Children’s Law Center’s special counsel Allen Snyder is interviewed in Washington Lawyer magazine for a feature story about senior lawyers practicing pro bono. The need for legal services for low-income families in DC is high, and senior lawyers have the necessary skills to meet that need. Retirement may be the perfect time for senior lawyers to bring their prodigious skills to the populations who need them the most.
“I know so many lawyers who want to do more pro bono work but are just too busy,” says Allen Snyder, special counsel at Children’s Law Center. “The pressures of private practice make it hard to do more than a certain amount. When you’re retired, you have quite a substantial amount of time available.”
The article goes into some detail about Snyder’s work with Children’s Law Center:
Snyder, the Children’s Law Center special counsel, retired in 2001 after 30 years in private practice at Hogan & Hartson. Snyder wanted to travel and do public service that did not necessarily involve the practice of law. He knew he wanted to work directly with people.
“The pro bono matters that I had done [during my career] were almost exclusively broad, systemic issues where I would try to represent a cause or a large group of people or change the law in a way that I thought would be helpful to society,” Snyder says. “And that’s rewarding, but I rarely represented an individual and got a chance to really know somebody personally and felt I had helped him or her.”
Snyder and his wife knew that they wanted to work with children.

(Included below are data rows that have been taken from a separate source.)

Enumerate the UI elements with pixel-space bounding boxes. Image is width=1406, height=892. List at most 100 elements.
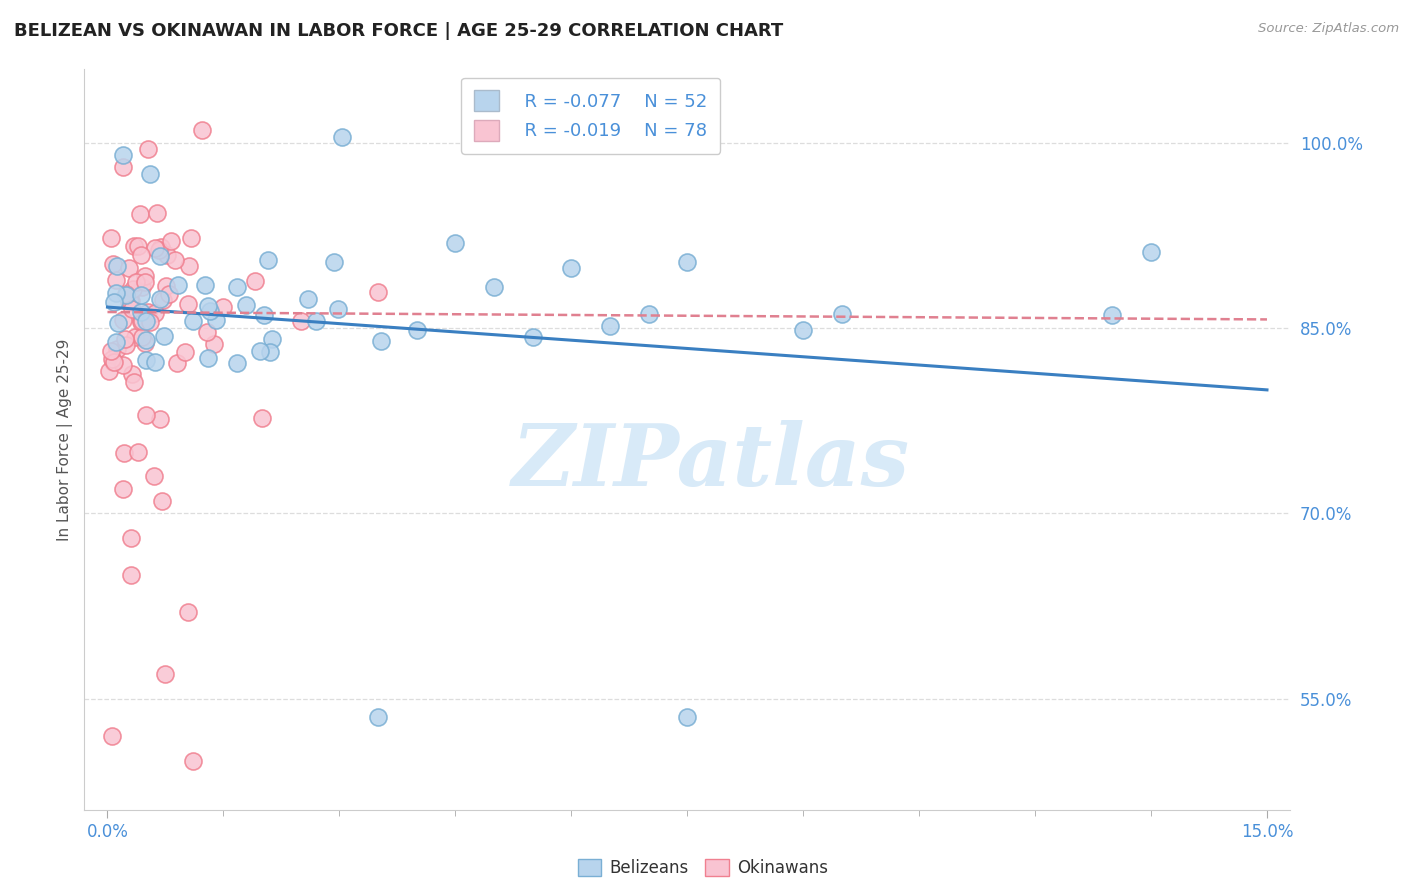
Point [100,231,122,245]
Point [253,308,276,322]
Point [290,314,312,328]
Point [181,754,204,768]
Point [177,606,200,620]
Point [131,314,153,328]
Point [101,729,124,743]
Point [204,313,226,327]
Point [120,531,142,545]
Point [522,329,544,343]
Point [120,293,142,308]
Point [135,333,157,347]
Point [139,167,162,181]
Point [367,285,389,300]
Point [235,298,257,312]
Point [183,314,205,328]
Point [304,314,326,328]
Point [121,367,143,381]
Point [114,332,136,346]
Point [127,239,149,253]
Point [560,261,582,276]
Point [157,287,180,301]
Point [150,239,173,253]
Point [167,277,190,292]
Point [191,123,214,137]
Point [129,288,152,302]
Point [136,304,159,318]
Point [405,323,427,337]
Point [101,355,124,369]
Point [131,330,153,344]
Point [111,148,134,162]
Point [134,268,156,283]
Point [177,297,200,311]
Point [101,351,124,366]
Point [155,667,177,681]
Point [330,129,353,144]
Point [195,326,218,340]
Point [104,286,127,301]
Text: ZIPatlas: ZIPatlas [512,420,911,503]
Point [139,315,162,329]
Point [112,445,135,459]
Point [676,710,699,724]
Point [226,280,249,294]
Point [297,292,319,306]
Text: BELIZEAN VS OKINAWAN IN LABOR FORCE | AGE 25-29 CORRELATION CHART: BELIZEAN VS OKINAWAN IN LABOR FORCE | AG… [14,22,783,40]
Point [145,241,167,255]
Point [111,313,134,327]
Point [212,301,235,315]
Point [121,282,143,296]
Point [135,353,157,368]
Point [831,307,853,321]
Point [98,364,121,378]
Point [103,256,125,270]
Point [122,238,145,252]
Point [153,329,176,343]
Point [135,408,157,422]
Point [120,568,142,582]
Point [179,259,201,273]
Point [129,248,152,262]
Point [105,342,128,356]
Point [444,235,467,250]
Point [125,275,148,289]
Point [103,355,125,369]
Point [149,292,172,306]
Point [197,299,219,313]
Y-axis label: In Labor Force | Age 25-29: In Labor Force | Age 25-29 [58,338,73,541]
Point [136,142,159,156]
Legend:   R = -0.077    N = 52,   R = -0.019    N = 78: R = -0.077 N = 52, R = -0.019 N = 78 [461,78,720,153]
Point [256,252,278,267]
Point [100,343,122,358]
Point [129,207,152,221]
Point [367,710,389,724]
Point [259,345,281,359]
Point [135,314,157,328]
Point [155,279,177,293]
Point [249,343,271,358]
Point [131,305,153,319]
Point [326,301,349,316]
Point [599,319,621,334]
Point [166,356,188,370]
Point [104,273,127,287]
Point [323,255,346,269]
Point [155,248,177,262]
Point [250,411,273,425]
Point [142,469,165,483]
Point [676,255,699,269]
Point [180,231,202,245]
Point [117,295,139,310]
Point [134,275,156,289]
Point [149,249,172,263]
Point [112,358,135,372]
Point [637,307,659,321]
Point [143,355,166,369]
Point [104,334,127,349]
Point [111,482,134,496]
Legend: Belizeans, Okinawans: Belizeans, Okinawans [571,852,835,884]
Point [103,295,125,310]
Point [124,330,146,344]
Point [792,323,814,337]
Point [226,356,249,370]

After exploring their options, the couple ultimately decided to serve as emergency foster parents in Montgomery County, Maryland, taking foster children into their home for short periods of time, one or two at a time.
“We wanted some flexibility to travel and to do some other things, so emergency foster parenting [worked for us]. It was intense and completely hands-on, but usually for just days or weeks at a time, and then after that period would end, we were still free to visit our older kids out of town and to do other things,” Snyder says.
Though the couple did not become emergency foster parents with the intention of adopting a child, Snyder and his wife were smitten when they took in two-month-old Ceci in 2005, so they adopted her.
Through his experiences with the foster care system and going to court with foster children, Snyder developed strong opinions about what he thought should be improved within the system. Snyder did not represent the children in court; he went to observe and to know what his foster children were dealing with. When speaking with friends, Snyder shared his experiences and opinions about the system.
One of his friends happened to know Judith Sandalow, the executive director at Children’s Law Center, who was planning to start an appellate practice at the center. The mutual friend told Sandalow about Snyder’s background and his opinions on the foster care and adoptive systems.
Sandalow reached out to Snyder in 2011 and asked him if he would be interested in volunteering as special counsel in an appellate practice at Children’s Law Center. “She hit me where I lived,” Snyder says. “She mentioned this [opportunity], and it came at a time when I did have more time available. In fact, this has been a tremendously rewarding opportunity for me because the work we do is important for children and for the community, and it is in an area that I feel strongly about.”
Before accepting the position, Snyder did have a request. “When I was offered the job, I said I would only take it if I could continue to walk my daughter to the school bus every morning at nine o’clock and be there at four o’clock when she gets off the bus,” Snyder says.
During the past two years, Snyder has logged more than 1,000 hours each year for the center, about half of the hours he worked in private practice. Although there is a firm time commitment on his behalf, he still has the flexibility to spend time with his family, which is what he wanted as he considered retirement.
“When I was thinking about retiring, I did think about working part-time or trying to cut back in some way,” Snyder says. “It’s hard to do that in private practice, particularly if you’re a litigator. The court schedules do not really accommodate flexibility.”
While committed volunteer positions like Snyder’s may be rare, he believes that the opportunities are growing for interested lawyers like him. “I think that there are more and more lawyers who don’t want to continue in private practice and die with their boots on,” Snyder says.
“I think there are more and more who would like to retire a little younger than traditionally, but I think many of them are not aware of opportunities like this that are more plentiful now—to do something the lawyer would enjoy, find rewarding, and yet, give them a little more time and flexibility than they have in private practice.”